Dans le hall qui mène aux ateliers, des unes encadrées : Le Canard enchaîné, Le Journal du Dimanche, Aujourd’hui en France… Jusqu’à ce printemps, Mop imprimait ces titres pour toute la moitié sud de la France. De ses gros contrats nationaux, il ne lui reste que L’Humanité. Guillaume Riccobono, magnat de l’impression et brillant sabordeur d’entreprises, en a décidé ainsi.
Pourquoi nous nous retrouvons chez Mop ? Pour la seconde fois en moins de deux ans, notre imprimerie a mis la clé sous la porte : d’abord Roto Centre, à Orléans, puis le mois dernier Roto Garonne, à Agen, qui tirait L’âge de faire depuis octobre 2019. La faute à la diminution des journaux d’annonces et prospectus publicitaires, à la baisse de tirage de la presse… Mais pas que : dans un contexte de marche forcée vers le numérique, la filière est engagée, avec le soutien de l’État, dans une course à la concentration. Dans ce petit jeu, un nom revient : Riccobono.
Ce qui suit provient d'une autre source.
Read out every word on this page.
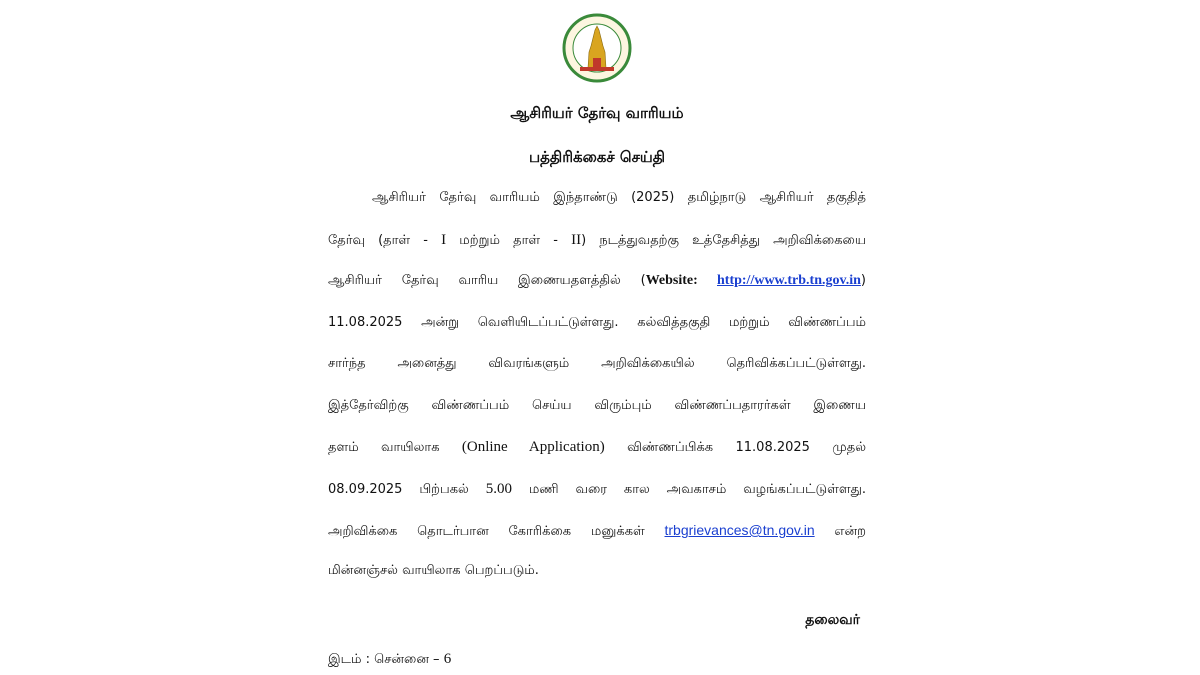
ஆசிரியர் தேர்வு வாரியம்
பத்திரிக்கைச் செய்தி
ஆசிரியர் தேர்வு வாரியம் இந்தாண்டு (2025) தமிழ்நாடு ஆசிரியர் தகுதித்
தேர்வு (தாள் - I மற்றும் தாள் - II) நடத்துவதற்கு உத்தேசித்து அறிவிக்கையை
ஆசிரியர் தேர்வு வாரிய இணையதளத்தில் (Website: http://www.trb.tn.gov.in)
11.08.2025 அன்று வெளியிடப்பட்டுள்ளது. கல்வித்தகுதி மற்றும் விண்ணப்பம்
சார்ந்த அனைத்து விவரங்களும் அறிவிக்கையில் தெரிவிக்கப்பட்டுள்ளது.
இத்தேர்விற்கு விண்ணப்பம் செய்ய விரும்பும் விண்ணப்பதாரர்கள் இணைய
தளம் வாயிலாக (Online Application) விண்ணப்பிக்க 11.08.2025 முதல்
08.09.2025 பிற்பகல் 5.00 மணி வரை கால அவகாசம் வழங்கப்பட்டுள்ளது.
அறிவிக்கை தொடர்பான கோரிக்கை மனுக்கள் trbgrievances@tn.gov.in என்ற
மின்னஞ்சல் வாயிலாக பெறப்படும்.
தலைவர்
இடம் : சென்னை – 6
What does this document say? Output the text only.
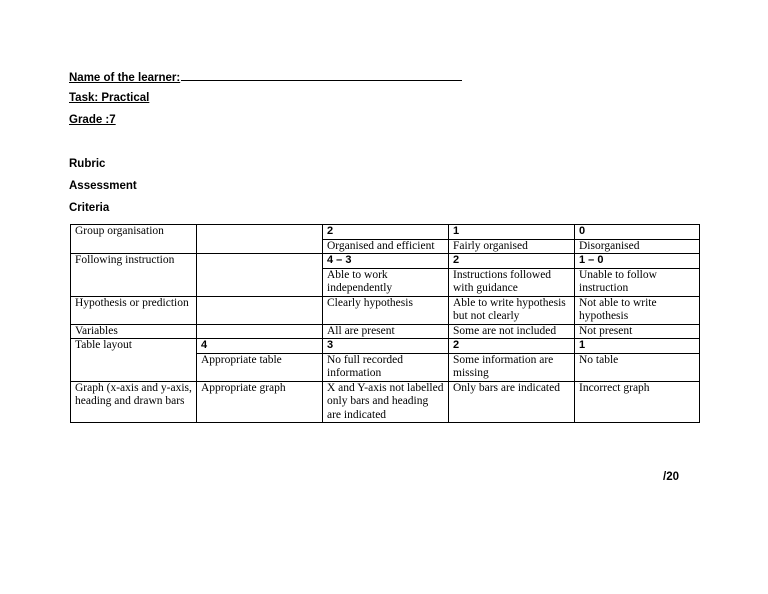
Name of the learner:
Task: Practical
Grade :7
Rubric
Assessment
Criteria
Group organisation		2	1	0
		Organised and efficient	Fairly organised	Disorganised
Following instruction		4 – 3	2	1 – 0
		Able to work independently	Instructions followed with guidance	Unable to follow instruction
Hypothesis or prediction		Clearly hypothesis	Able to write hypothesis but not clearly	Not able to write hypothesis
Variables		All are present	Some are not included	Not present
Table layout	4	3	2	1
	Appropriate table	No full recorded information	Some information are missing	No table
Graph (x-axis and y-axis, heading and drawn bars	Appropriate graph	X and Y-axis not labelled only bars and heading are indicated	Only bars are indicated	Incorrect graph
/20
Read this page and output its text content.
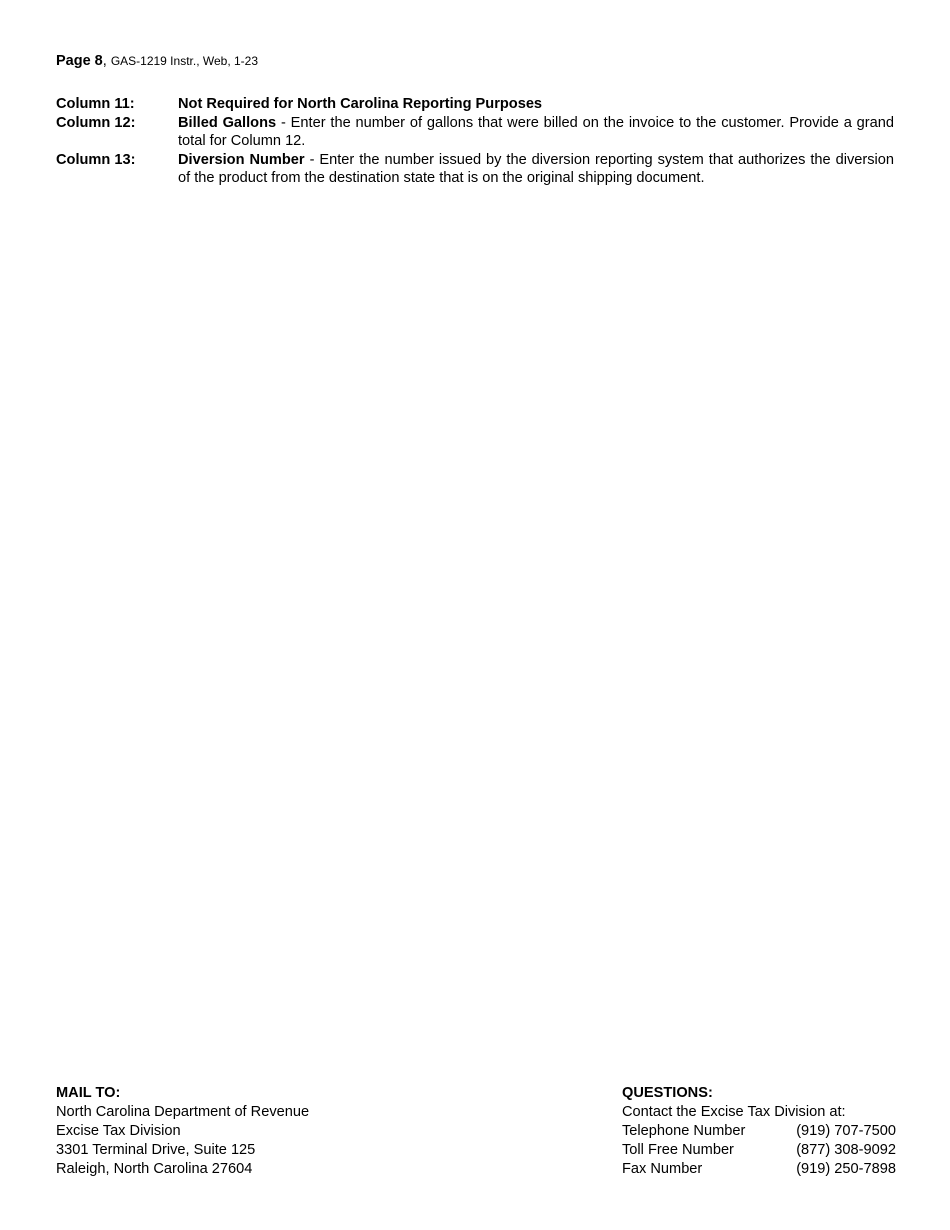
Page 8, GAS-1219 Instr., Web, 1-23
Column 11:	Not Required for North Carolina Reporting Purposes
Column 12:	Billed Gallons - Enter the number of gallons that were billed on the invoice to the customer. Provide a grand total for Column 12.
Column 13:	Diversion Number - Enter the number issued by the diversion reporting system that authorizes the diversion of the product from the destination state that is on the original shipping document.
MAIL TO:
North Carolina Department of Revenue
Excise Tax Division
3301 Terminal Drive, Suite 125
Raleigh, North Carolina 27604
QUESTIONS:
Contact the Excise Tax Division at:
Telephone Number	(919) 707-7500
Toll Free Number	(877) 308-9092
Fax Number	(919) 250-7898
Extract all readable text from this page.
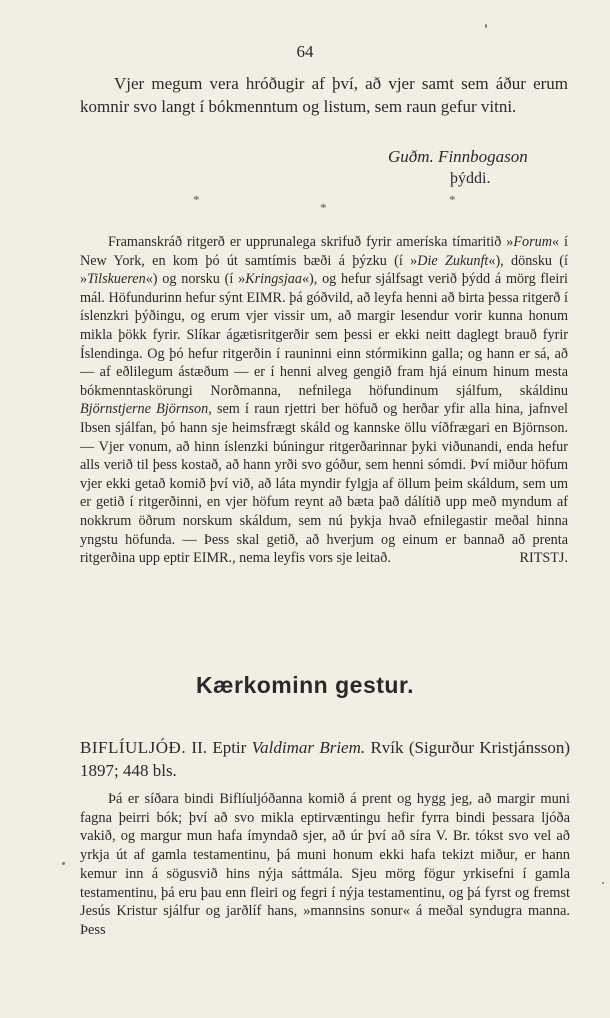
64

Vjer megum vera hróðugir af því, að vjer samt sem áður erum komnir svo langt í bókmenntum og listum, sem raun gefur vitni.

Guðm. Finnbogason
þýddi.
*
*
*

Framanskráð ritgerð er upprunalega skrifuð fyrir ameríska tímaritið »Forum« í New York, en kom þó út samtímis bæði á þýzku (í »Die Zukunft«), dönsku (í »Tilskueren«) og norsku (í »Kringsjaa«), og hefur sjálfsagt verið þýdd á mörg fleiri mál. Höfundurinn hefur sýnt EIMR. þá góðvild, að leyfa henni að birta þessa ritgerð í íslenzkri þýðingu, og erum vjer vissir um, að margir lesendur vorir kunna honum mikla þökk fyrir. Slíkar ágætisritgerðir sem þessi er ekki neitt daglegt brauð fyrir Íslendinga. Og þó hefur ritgerðin í rauninni einn stórmikinn galla; og hann er sá, að — af eðlilegum ástæðum — er í henni alveg gengið fram hjá einum hinum mesta bókmenntaskörungi Norðmanna, nefnilega höfundinum sjálfum, skáldinu Björnstjerne Björnson, sem í raun rjettri ber höfuð og herðar yfir alla hina, jafnvel Ibsen sjálfan, þó hann sje heimsfrægt skáld og kannske öllu víðfrægari en Björnson. — Vjer vonum, að hinn íslenzki búningur ritgerðarinnar þyki viðunandi, enda hefur alls verið til þess kostað, að hann yrði svo góður, sem henni sómdi. Því miður höfum vjer ekki getað komið því við, að láta myndir fylgja af öllum þeim skáldum, sem um er getið í ritgerðinni, en vjer höfum reynt að bæta það dálítið upp með myndum af nokkrum öðrum norskum skáldum, sem nú þykja hvað efnilegastir meðal hinna yngstu höfunda. — Þess skal getið, að hverjum og einum er bannað að prenta ritgerðina upp eptir EIMR., nema leyfis vors sje leitað.	RITSTJ.

Kærkominn gestur.
BIFLÍULJÓÐ. II. Eptir Valdimar Briem. Rvík (Sigurður Kristjánsson) 1897; 448 bls.

Þá er síðara bindi Biflíuljóðanna komið á prent og hygg jeg, að margir muni fagna þeirri bók; því að svo mikla eptirvæntingu hefir fyrra bindi þessara ljóða vakið, og margur mun hafa ímyndað sjer, að úr því að síra V. Br. tókst svo vel að yrkja út af gamla testamentinu, þá muni honum ekki hafa tekizt miður, er hann kemur inn á sögusvið hins nýja sáttmála. Sjeu mörg fögur yrkisefni í gamla testamentinu, þá eru þau enn fleiri og fegri í nýja testamentinu, og þá fyrst og fremst Jesús Kristur sjálfur og jarðlíf hans, »mannsins sonur« á meðal syndugra manna. Þess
Lorsque nous avons signé avec Roto Garonne, Riccobono n’en voulait plus, estimant qu’elle n’était pas assez productive. Pour éviter la fermeture, son directeur l’avait rachetée, gardant 21 des 46 salariés. Les repreneurs de Roto Garonne ne nous l’ont jamais très clairement expliqué, mais nous avons compris qu’ils dépendaient eux aussi de Riccobono pour leur trésorerie, et vraisemblablement pour des contrats de sous-traitance. Il faut dire qu’il devient difficile d’exister hors de l’empire de Riccobono Presse Investissement, qui possède une dizaine d’imprimeries en France, et détient des contrats nationaux qu’il transfère d’un « centre de production » à l’autre au gré de ses intérêts.
Une imprimerie coopérative, est-ce possible ?
La faillite venue, Roto Garonne nous a gentiment proposé de nous transférer à Toulouse chez… Riccobono. Un peu échaudés, nous avons préféré prospecter dans notre région. Les rotatives de La Provence, propriété de Bernard Tapie ? Bof ! Midi Print, près de Montpellier ? L’imprimerie appartient à Riccobono. Il y avait donc Mop, à Vitrolles, qui imprime Le Ravi, CQFD, La Marseillaise et L’Humanité. Nous en avions entendu parler en 2017, lorsque les ouvriers avaient démontré, devant le tribunal de commerce, que le prétendu déficit de leur imprimerie était fabriqué par Riccobono, qui aspirait les bénéfices vers sa maison-mère au Luxembourg. À présent, les commerciaux du géant de l’imprimerie prophétisaient à Mop une mort certaine.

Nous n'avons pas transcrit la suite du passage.